In conclusion, in a typical, ethnically mixed, population from Russia with an age of 40+ years, mean CCT (541.7 ± 33.7 µm) was associated with parameters such as younger age, male sex, Russian ethnicity, and higher educational level. These associations may be taken into account when the dependence of IOP readings on CCT are considered.

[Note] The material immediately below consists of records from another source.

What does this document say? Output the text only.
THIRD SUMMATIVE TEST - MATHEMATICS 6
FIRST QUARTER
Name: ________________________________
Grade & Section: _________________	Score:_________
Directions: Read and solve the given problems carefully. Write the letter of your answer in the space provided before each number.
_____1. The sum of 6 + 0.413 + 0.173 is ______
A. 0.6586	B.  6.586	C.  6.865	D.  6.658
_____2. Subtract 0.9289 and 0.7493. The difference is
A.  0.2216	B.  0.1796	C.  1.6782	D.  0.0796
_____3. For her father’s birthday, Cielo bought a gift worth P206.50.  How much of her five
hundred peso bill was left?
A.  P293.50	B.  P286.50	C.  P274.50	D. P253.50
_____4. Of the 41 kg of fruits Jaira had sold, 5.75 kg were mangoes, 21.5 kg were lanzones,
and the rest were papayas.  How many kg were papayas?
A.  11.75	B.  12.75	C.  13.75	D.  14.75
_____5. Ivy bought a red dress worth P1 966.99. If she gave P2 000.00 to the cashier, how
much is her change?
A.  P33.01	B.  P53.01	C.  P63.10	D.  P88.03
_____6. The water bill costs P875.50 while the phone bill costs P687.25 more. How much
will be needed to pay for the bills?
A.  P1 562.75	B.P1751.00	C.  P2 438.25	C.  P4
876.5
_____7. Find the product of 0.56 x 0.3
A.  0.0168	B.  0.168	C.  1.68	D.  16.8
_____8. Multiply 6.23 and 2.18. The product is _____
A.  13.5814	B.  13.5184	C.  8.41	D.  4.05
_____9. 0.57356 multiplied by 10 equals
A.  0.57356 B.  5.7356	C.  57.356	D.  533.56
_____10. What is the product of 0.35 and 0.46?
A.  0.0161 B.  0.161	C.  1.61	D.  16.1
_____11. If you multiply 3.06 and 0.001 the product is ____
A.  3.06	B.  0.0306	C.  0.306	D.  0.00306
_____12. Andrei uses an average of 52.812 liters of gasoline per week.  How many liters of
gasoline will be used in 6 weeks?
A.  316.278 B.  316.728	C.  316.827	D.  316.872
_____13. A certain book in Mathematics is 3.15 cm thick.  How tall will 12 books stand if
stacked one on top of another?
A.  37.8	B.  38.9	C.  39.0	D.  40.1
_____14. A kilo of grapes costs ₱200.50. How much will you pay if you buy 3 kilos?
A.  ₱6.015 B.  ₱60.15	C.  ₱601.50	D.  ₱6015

Glaucoma prevalence was unrelated to CCT.

Summary

What was known before

  • Central corneal thickness (CCT) is a clinically important parameter in the diagnosis of glaucoma, since the measurement of intraocular pressure markedly depends on CCT. It has additionally been discussed that a thin cornea may be a structural risk factor for an increased susceptibility for glaucomatous optic nerve damage at a given IOP.

What this study adds

  • In this ethnically mixed population from Russia with an age of 40+ years, mean CCT (541.7 ± 33.7 µm) was associated with parameters such as younger age, male sex, Russian ethnicity, and higher educational level. These associations may be taken into account when the dependence of IOP readings on CCT are considered.

  • Glaucoma prevalence was unrelated to CCT.